2024-02-16T16:13:44.713686531Z ERROR - sentry_sdk.errors - Internal error in sentry_sdk
2024-02-16T16:22:30.285920011Z ERROR - sentry_sdk.errors - Internal error in sentry_sdk
2024-02-16T16:25:48.997920085Z ERROR - sentry_sdk.errors - Internal error in sentry_sdk
2024-02-16T16:25:49.389493362Z ERROR - sentry_sdk.errors - Internal error in sentry_sdk
2024-02-16T16:26:00.889221302Z ERROR - sentry_sdk.errors - Internal error in sentry_sdk
2024-02-16T16:38:44.314760846Z ERROR - sentry_sdk.errors - Internal error in sentry_sdk
sentrivana commented 7 months ago

@manuellazzari-cargoone Thanks for the follow up. It looks like the sleep might've had a tiny effect, at least from the logs it looks like there's less occurrences if you look at a comparable time span before and after -- but this could obviously have to do with traffic etc., so don't think this is exactly conclusive.

Are you seeing any network errors for outgoing requests anywhere else in your system? Just trying to rule out general network instability. Alternatively I'm thinking if there's anything special about the errors/transactions -- maybe them being unusually big so it takes long to send each one and the server drops the connection? Fiddling around with the socket options might make a difference, too.

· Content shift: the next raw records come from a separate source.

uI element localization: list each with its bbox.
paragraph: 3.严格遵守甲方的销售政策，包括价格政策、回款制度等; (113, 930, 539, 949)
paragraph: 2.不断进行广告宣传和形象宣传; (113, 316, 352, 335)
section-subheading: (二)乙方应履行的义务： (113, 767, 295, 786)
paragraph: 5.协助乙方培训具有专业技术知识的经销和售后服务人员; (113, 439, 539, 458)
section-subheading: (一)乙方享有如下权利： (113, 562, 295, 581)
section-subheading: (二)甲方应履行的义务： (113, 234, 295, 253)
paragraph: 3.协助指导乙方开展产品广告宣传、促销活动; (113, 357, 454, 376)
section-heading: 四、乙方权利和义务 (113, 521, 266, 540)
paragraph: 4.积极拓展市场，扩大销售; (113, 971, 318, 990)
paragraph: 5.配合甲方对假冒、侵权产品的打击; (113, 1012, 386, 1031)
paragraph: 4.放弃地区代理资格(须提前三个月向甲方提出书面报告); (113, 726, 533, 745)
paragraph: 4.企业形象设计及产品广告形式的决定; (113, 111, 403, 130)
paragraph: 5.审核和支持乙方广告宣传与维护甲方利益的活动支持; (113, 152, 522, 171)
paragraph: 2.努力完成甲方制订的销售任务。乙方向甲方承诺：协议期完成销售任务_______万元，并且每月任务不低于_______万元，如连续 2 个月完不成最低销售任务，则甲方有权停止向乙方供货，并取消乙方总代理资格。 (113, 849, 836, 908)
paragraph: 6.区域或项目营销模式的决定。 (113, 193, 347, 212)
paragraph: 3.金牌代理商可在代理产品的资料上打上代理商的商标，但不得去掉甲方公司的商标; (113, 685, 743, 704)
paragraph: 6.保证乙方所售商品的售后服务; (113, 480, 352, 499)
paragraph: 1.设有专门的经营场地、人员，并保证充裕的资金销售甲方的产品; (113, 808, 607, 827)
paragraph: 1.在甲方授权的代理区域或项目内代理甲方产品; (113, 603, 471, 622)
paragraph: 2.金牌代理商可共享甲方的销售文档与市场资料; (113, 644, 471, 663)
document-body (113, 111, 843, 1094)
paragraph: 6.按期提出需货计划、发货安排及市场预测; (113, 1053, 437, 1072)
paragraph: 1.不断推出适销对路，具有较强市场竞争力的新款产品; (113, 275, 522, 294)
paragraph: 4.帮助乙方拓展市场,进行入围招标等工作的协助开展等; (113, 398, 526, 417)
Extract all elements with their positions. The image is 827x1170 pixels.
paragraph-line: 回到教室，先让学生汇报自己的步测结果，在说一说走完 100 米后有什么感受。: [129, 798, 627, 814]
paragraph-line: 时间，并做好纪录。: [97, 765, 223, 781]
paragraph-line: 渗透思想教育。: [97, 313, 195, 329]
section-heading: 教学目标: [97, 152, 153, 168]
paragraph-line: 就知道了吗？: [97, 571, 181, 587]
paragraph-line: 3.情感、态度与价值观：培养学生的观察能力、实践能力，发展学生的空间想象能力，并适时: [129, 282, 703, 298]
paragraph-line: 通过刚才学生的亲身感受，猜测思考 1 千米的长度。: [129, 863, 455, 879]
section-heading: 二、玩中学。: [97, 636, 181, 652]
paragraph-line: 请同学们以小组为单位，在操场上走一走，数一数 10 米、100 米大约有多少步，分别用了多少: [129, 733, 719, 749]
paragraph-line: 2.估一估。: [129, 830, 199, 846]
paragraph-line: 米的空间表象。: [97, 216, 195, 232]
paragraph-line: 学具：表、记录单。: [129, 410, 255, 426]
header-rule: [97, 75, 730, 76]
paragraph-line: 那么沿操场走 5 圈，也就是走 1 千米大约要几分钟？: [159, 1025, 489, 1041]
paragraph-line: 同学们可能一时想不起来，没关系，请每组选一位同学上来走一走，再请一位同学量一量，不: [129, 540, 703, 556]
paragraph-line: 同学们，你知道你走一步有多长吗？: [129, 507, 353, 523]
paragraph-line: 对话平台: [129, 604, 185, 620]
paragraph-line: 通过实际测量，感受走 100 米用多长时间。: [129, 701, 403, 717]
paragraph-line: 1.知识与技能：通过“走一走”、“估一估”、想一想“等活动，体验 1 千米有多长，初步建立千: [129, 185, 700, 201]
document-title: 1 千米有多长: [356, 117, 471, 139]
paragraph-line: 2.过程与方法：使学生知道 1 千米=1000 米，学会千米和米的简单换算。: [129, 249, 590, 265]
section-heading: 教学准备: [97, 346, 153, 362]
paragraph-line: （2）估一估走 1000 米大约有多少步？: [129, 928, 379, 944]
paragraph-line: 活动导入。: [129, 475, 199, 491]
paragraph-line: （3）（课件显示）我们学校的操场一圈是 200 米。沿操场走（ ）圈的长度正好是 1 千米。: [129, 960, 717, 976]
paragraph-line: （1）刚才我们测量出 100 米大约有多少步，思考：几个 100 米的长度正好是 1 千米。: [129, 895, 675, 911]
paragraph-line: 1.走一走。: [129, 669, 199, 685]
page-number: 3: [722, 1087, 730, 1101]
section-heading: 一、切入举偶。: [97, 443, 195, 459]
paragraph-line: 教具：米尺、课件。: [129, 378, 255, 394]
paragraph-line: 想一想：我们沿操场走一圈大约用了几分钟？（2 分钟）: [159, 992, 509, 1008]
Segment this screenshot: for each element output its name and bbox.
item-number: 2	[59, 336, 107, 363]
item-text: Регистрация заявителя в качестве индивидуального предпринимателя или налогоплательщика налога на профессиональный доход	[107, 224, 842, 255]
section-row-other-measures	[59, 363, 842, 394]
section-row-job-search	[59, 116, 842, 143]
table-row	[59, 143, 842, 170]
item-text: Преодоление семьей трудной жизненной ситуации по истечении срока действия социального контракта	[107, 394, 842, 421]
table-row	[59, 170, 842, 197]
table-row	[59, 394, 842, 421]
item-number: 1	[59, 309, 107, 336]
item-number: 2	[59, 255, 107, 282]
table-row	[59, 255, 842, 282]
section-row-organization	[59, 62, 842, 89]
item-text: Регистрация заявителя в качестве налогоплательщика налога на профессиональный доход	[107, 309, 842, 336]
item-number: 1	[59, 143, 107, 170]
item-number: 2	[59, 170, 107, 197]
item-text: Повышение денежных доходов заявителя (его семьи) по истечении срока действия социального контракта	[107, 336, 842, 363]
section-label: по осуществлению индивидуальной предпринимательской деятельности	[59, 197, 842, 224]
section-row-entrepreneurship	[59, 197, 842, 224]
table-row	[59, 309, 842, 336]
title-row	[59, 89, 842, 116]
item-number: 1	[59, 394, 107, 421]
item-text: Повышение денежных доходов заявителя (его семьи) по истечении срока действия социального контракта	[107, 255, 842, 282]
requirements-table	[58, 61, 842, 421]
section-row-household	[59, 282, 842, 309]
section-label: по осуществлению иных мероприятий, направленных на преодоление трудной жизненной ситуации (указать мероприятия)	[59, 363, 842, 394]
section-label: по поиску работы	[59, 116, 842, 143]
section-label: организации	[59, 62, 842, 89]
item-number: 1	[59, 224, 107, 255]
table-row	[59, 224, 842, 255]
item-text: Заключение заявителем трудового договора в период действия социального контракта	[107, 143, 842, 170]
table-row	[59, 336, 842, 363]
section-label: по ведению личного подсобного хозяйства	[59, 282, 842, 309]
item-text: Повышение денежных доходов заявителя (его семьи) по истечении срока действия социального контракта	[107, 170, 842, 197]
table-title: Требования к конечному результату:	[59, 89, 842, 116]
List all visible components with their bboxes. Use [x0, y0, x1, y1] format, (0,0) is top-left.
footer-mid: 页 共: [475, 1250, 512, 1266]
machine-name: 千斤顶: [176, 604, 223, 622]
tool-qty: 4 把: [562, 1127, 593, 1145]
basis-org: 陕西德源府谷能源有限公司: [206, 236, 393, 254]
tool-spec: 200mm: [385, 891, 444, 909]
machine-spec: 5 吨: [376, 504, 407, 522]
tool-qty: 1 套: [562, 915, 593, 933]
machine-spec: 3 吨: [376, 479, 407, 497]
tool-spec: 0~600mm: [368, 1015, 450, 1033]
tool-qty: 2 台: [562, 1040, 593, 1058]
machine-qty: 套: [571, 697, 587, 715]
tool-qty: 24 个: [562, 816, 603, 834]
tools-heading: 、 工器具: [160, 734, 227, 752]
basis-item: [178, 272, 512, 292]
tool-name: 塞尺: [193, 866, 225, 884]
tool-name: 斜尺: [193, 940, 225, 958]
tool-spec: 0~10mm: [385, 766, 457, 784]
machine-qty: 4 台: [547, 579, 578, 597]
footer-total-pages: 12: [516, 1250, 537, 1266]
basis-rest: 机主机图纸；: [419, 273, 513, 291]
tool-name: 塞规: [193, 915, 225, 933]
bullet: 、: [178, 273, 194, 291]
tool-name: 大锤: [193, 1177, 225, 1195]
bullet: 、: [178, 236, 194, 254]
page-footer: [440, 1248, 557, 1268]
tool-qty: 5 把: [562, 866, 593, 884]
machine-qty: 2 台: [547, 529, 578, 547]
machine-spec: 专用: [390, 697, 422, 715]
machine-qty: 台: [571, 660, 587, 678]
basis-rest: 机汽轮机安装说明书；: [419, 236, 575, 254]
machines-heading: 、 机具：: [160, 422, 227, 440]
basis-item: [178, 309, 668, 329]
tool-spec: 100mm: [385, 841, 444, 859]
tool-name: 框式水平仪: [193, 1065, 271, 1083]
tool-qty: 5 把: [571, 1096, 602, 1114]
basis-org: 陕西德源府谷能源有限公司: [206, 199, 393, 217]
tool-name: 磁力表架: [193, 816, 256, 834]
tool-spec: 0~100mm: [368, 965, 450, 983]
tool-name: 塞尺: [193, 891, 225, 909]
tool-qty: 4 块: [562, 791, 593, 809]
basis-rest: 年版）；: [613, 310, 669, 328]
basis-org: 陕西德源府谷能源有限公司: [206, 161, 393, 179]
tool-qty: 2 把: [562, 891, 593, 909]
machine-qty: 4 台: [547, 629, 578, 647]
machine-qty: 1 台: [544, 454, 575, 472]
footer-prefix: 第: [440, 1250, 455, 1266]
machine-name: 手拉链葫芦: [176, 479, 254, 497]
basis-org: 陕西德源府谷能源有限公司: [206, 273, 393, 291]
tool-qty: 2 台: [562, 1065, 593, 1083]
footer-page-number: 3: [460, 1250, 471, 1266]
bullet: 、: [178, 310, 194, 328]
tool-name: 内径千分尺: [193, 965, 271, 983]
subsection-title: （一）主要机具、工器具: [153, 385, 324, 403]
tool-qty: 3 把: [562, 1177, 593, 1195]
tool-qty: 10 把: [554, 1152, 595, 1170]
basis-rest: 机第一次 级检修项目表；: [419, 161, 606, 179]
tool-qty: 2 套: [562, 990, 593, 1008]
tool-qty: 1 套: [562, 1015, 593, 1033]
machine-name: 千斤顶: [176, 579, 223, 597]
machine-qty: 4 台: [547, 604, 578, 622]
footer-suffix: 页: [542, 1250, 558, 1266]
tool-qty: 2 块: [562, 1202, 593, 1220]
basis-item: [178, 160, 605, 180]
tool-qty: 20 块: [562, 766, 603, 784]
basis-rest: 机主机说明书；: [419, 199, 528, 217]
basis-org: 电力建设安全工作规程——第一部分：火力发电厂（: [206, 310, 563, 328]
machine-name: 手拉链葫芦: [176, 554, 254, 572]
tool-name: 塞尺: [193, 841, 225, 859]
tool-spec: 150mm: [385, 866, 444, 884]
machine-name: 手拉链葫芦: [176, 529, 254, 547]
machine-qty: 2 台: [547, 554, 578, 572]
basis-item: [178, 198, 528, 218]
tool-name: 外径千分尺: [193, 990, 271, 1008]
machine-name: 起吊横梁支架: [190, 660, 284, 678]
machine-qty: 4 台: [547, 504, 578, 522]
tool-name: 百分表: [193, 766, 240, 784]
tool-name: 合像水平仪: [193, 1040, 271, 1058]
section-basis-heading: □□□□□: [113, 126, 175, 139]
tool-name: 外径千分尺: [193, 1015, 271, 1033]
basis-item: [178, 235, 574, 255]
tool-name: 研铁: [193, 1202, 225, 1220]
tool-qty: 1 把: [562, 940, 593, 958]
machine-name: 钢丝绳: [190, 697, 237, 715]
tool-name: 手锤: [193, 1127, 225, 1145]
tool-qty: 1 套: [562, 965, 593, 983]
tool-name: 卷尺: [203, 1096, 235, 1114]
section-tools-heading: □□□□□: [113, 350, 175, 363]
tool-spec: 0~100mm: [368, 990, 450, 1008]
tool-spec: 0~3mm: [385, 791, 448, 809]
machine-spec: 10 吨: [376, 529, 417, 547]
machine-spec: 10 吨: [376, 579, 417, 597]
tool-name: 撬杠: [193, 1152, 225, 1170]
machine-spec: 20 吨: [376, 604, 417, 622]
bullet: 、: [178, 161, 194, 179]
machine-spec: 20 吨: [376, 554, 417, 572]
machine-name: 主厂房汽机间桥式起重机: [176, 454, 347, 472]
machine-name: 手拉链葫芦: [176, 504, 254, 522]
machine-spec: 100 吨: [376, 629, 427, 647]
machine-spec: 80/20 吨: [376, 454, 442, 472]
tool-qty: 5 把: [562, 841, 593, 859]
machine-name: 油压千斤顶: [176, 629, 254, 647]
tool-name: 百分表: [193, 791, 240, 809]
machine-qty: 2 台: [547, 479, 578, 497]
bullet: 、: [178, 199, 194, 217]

manuellazzari-cargoone commented 7 months ago

Are you seeing any network errors for outgoing requests anywhere else in your system? Just trying to rule out general network instability.

I'm observing this issue just with 2 services both running with gunicorn. Also it's all GCP, so I would rule out consistent network instability.

Alternatively I'm thinking if there's anything special about the errors/transactions -- maybe them being unusually big so it takes long to send each one and the server drops the connection?

I'm not sure about size, but I know for sure we have services deal with a lot more traffic and a lot bigger packages. In particular, one of the affected services is dealing with very little traffic and small packages and still experiencing the problem.

sentrivana commented 6 months ago

Thanks! I think in general we need to reconsider our transport logic and possibly add retries for more cases. (Currently we only retry if we're rate limited.) But at the same time, with this particular error there's no telling if the server actually processed the event and just crapped out at the very end, so it's not clear cut.